The “factor zoo” is a well-known phenomenon: hundreds of published anomalies that fail out-of-sample. ADIA Lab researchers point to a subtler and more dangerous problem: the “factor mirage.” It arises not from data-mining but from models that are misspecified, despite having been developed following the econometric canon taught in textbooks.
Models with colliders are particularly concerning, because they exhibit higher R² and often also lower p-values than correctly specified ones. The econometric canon favors such misspecified models, mistaking better fit for correctness.
In a factor model with a collider, the value of the return is set before the value of the collider. As a result, the stronger association derived from the collider cannot be monetized. The profits promised by those academic papers are a mirage. In practice, that methodological mistake has billion-dollar consequences.
For example, consider two researchers estimating a quality factor. One of the researchers controls for profitability, leverage, and size; the other adds return on equity, a variable influenced by both profitability (the factor) and stock performance (the outcome).

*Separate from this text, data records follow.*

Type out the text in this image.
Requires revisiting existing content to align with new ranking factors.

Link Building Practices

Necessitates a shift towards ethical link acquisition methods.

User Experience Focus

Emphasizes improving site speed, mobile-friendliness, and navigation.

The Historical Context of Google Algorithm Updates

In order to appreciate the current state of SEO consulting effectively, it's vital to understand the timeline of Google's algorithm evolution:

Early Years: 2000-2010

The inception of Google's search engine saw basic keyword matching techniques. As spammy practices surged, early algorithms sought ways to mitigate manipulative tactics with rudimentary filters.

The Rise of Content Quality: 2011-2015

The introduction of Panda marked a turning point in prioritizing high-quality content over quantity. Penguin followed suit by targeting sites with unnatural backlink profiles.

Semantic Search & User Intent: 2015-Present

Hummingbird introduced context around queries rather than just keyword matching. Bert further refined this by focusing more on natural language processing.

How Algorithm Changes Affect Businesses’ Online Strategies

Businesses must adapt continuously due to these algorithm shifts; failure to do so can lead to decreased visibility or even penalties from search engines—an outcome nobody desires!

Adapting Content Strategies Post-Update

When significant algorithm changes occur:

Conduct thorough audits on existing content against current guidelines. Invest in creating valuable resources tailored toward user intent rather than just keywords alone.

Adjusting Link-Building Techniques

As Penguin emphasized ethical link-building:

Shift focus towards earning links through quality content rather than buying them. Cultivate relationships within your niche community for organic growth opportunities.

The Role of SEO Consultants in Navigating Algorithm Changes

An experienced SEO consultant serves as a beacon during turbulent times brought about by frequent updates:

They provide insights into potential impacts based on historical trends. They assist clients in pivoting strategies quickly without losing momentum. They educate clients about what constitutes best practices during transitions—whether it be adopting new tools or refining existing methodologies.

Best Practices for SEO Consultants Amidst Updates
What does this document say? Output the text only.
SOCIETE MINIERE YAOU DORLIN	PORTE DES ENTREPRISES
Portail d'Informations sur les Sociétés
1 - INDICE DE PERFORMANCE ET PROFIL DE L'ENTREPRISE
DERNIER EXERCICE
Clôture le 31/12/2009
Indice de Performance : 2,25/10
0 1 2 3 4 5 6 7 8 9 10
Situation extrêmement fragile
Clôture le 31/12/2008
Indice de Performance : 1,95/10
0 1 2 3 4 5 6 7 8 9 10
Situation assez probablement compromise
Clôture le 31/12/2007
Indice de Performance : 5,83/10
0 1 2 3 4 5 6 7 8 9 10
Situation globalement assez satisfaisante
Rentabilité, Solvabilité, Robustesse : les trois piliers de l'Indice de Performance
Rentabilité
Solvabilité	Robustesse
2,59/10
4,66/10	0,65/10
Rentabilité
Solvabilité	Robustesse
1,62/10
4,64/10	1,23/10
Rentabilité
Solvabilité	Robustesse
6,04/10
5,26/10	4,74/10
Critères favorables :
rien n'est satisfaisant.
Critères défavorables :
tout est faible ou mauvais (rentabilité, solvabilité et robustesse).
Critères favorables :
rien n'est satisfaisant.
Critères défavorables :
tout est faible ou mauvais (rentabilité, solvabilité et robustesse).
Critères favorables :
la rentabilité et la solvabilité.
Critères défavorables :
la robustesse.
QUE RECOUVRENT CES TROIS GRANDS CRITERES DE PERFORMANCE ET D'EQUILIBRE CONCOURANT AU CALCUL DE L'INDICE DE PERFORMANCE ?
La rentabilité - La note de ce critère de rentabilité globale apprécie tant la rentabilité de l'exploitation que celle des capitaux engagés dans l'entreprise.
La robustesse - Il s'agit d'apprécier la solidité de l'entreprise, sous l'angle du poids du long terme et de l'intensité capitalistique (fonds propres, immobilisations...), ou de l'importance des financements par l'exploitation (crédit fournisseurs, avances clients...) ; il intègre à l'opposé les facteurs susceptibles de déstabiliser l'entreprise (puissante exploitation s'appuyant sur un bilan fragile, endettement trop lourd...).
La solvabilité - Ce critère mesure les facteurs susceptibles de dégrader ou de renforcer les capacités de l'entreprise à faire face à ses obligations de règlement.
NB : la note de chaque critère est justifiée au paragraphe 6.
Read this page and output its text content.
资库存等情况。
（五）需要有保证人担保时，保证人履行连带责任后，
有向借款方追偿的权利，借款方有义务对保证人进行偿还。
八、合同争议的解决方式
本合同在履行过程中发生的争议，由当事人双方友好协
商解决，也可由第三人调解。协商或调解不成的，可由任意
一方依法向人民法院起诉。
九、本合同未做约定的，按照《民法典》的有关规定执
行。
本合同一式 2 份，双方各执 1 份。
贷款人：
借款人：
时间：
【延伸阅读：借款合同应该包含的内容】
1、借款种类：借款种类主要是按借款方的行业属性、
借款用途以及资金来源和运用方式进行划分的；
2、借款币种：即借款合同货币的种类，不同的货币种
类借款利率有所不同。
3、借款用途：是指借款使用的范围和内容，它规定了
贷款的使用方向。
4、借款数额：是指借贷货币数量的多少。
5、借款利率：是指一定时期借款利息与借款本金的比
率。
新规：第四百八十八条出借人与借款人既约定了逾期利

By including a collider, the second researcher creates a spurious link: high quality now correlates with high past returns. In a backtest, the second model appears to be superior. In live trading, the tables are turned, the backtest is a statistical illusion that quietly drains capital. For individual managers, these errors may quietly erode returns; for markets as a whole, they distort capital allocation and create inefficiencies at a global scale.